Teufel ist Präsident des Deutschen Kongresses für Psychosomatische Medizin und Psychotherapie, der ab dem 13. März in Berlin stattfindet. Der Kongress steht unter dem Motto “Voll-Kraft-Los. Psyche und Körper in beschleunigten Zeiten”. Beschleunigung mache vielen Menschen zu schaffen, so Teufel, aber ebenso die Krisen, auf die Einzelne kaum Einfluss hätten, etwa der Klimawandel oder “Kriegsereignisse, die teilweise sehr nah sind”. Bei diesen gesellschaftlichen Konflikten gelte es zu lernen, mit Hilflosigkeit umzugehen.

Unternehmen riet der Experte, nicht allein eine reduzierte Arbeitszeit in den Blick zu nehmen. Vorrangig klagten Menschen über Zeitdruck, ständige Erreichbarkeit, das Fehlen von Ruhepausen oder das Gefühl, wenig gestalten zu können: “Sich ohnmächtig ausgeliefert zu fühlen, ist das größte Problem.”

Derweil ist die Versorgungslage laut einer Umfrage besser als oft vermutet. 2.200 von insgesamt über 32.000 Befragten gaben demnach an, dass sie zwischen 2012 und 2020 nach psychologischer Unterstützung gesucht hätten – und 90 Prozent von ihnen waren mit der durchschnittlichen Wartezeit von rund drei Monaten zufrieden. Dies liege auch daran, dass sich die Wartezeit auf einen Therapieplatz oftmals überbrücken lasse, etwa mit einem Erstgespräch oder mit sogenannten Akuttherapiesitzungen. Deutschland sei mit rund 39.000 niedergelassenen Psychotherapeutinnen und -therapeuten “gut aufgestellt”, sagte Studienleiter Johannes Kruse.
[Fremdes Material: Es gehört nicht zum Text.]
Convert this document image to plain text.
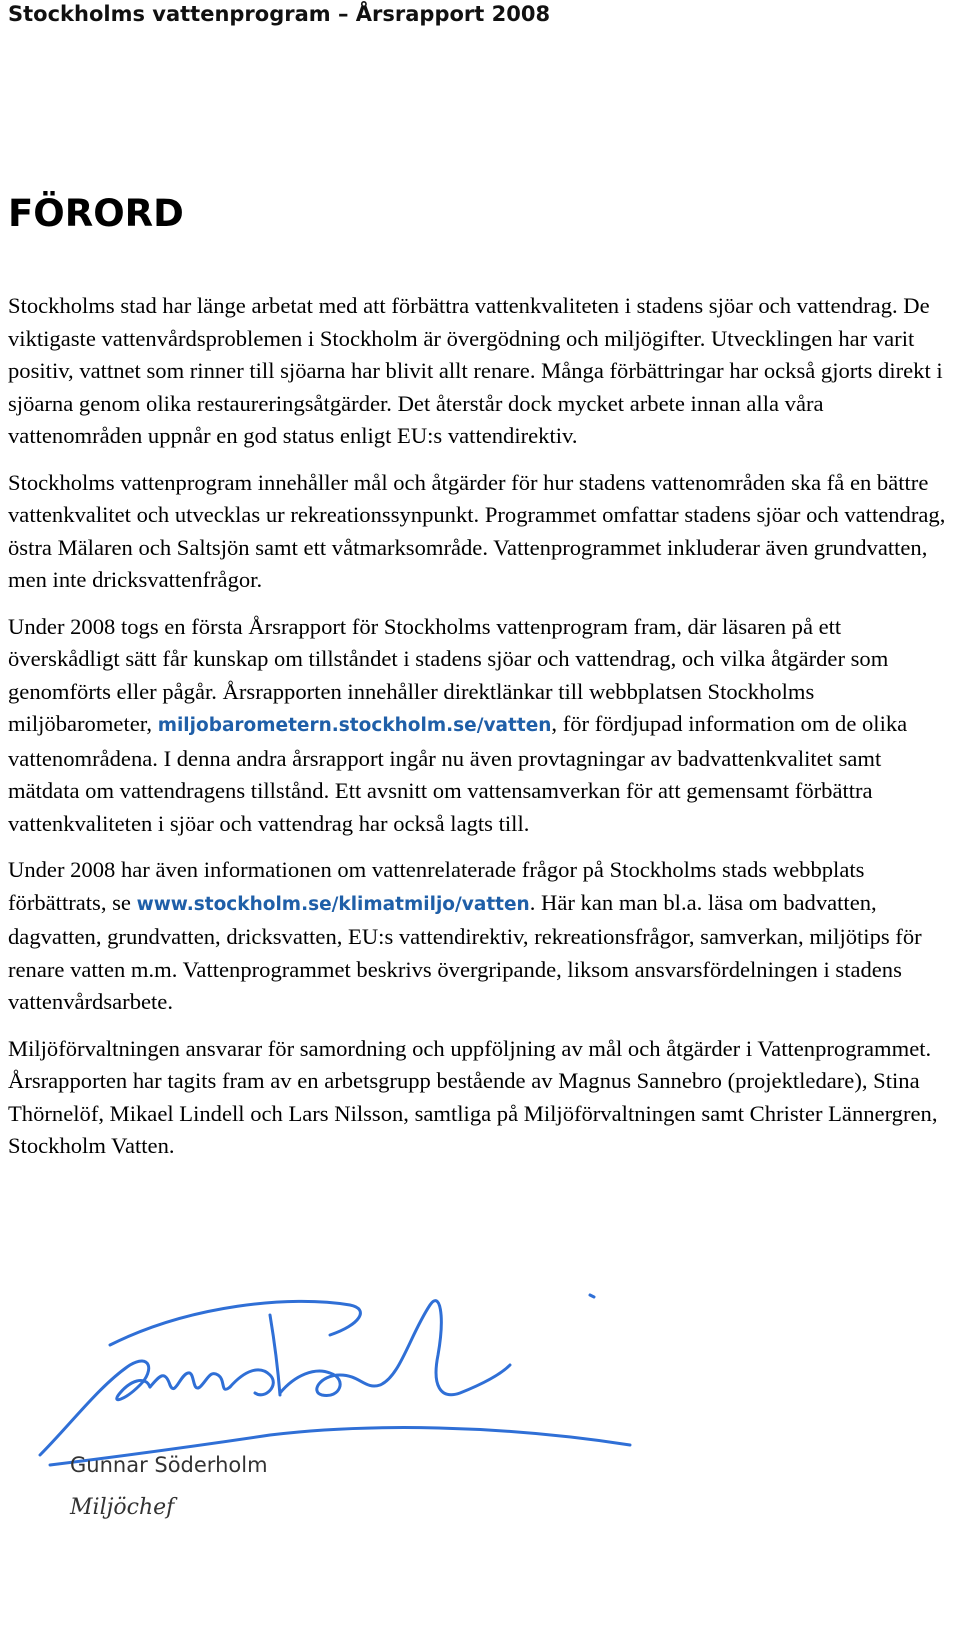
Stockholms vattenprogram – Årsrapport 2008
FÖRORD

Stockholms stad har länge arbetat med att förbättra vattenkvaliteten i stadens sjöar och vattendrag. De viktigaste vattenvårdsproblemen i Stockholm är övergödning och miljögifter. Utvecklingen har varit positiv, vattnet som rinner till sjöarna har blivit allt renare. Många förbättringar har också gjorts direkt i sjöarna genom olika restaureringsåtgärder. Det återstår dock mycket arbete innan alla våra vattenområden uppnår en god status enligt EU:s vattendirektiv.

Stockholms vattenprogram innehåller mål och åtgärder för hur stadens vattenområden ska få en bättre vattenkvalitet och utvecklas ur rekreationssynpunkt. Programmet omfattar stadens sjöar och vattendrag, östra Mälaren och Saltsjön samt ett våtmarksområde. Vattenprogrammet inkluderar även grundvatten, men inte dricksvattenfrågor.

Under 2008 togs en första Årsrapport för Stockholms vattenprogram fram, där läsaren på ett överskådligt sätt får kunskap om tillståndet i stadens sjöar och vattendrag, och vilka åtgärder som genomförts eller pågår. Årsrapporten innehåller direktlänkar till webbplatsen Stockholms miljöbarometer, miljobarometern.stockholm.se/vatten, för fördjupad information om de olika vattenområdena. I denna andra årsrapport ingår nu även provtagningar av badvattenkvalitet samt mätdata om vattendragens tillstånd. Ett avsnitt om vattensamverkan för att gemensamt förbättra vattenkvaliteten i sjöar och vattendrag har också lagts till.

Under 2008 har även informationen om vattenrelaterade frågor på Stockholms stads webbplats förbättrats, se www.stockholm.se/klimatmiljo/vatten. Här kan man bl.a. läsa om badvatten, dagvatten, grundvatten, dricksvatten, EU:s vattendirektiv, rekreationsfrågor, samverkan, miljötips för renare vatten m.m. Vattenprogrammet beskrivs övergripande, liksom ansvarsfördelningen i stadens vattenvårdsarbete.

Miljöförvaltningen ansvarar för samordning och uppföljning av mål och åtgärder i Vattenprogrammet. Årsrapporten har tagits fram av en arbetsgrupp bestående av Magnus Sannebro (projektledare), Stina Thörnelöf, Mikael Lindell och Lars Nilsson, samtliga på Miljöförvaltningen samt Christer Lännergren, Stockholm Vatten.

Gunnar Söderholm
Miljöchef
Allerdings gebe es ein Gefälle zwischen Stadt und Land, ebenso sei die Versorgung regional unterschiedlich. Etwa zehn bis 15 Prozent der Suchenden scheitern im Bemühen um einen Therapieplatz, so Kruse. Besonders gefährdet seien zudem Menschen, die neben einer psychischen von chronischen körperlichen Krankheiten betroffen seien, etwa Herzerkrankungen, Diabetes oder Asthma. Wichtig sei, diese besonders verletzlichen Gruppen künftig gezielter zu erreichen, mahnte der Professor für Psychosomatik.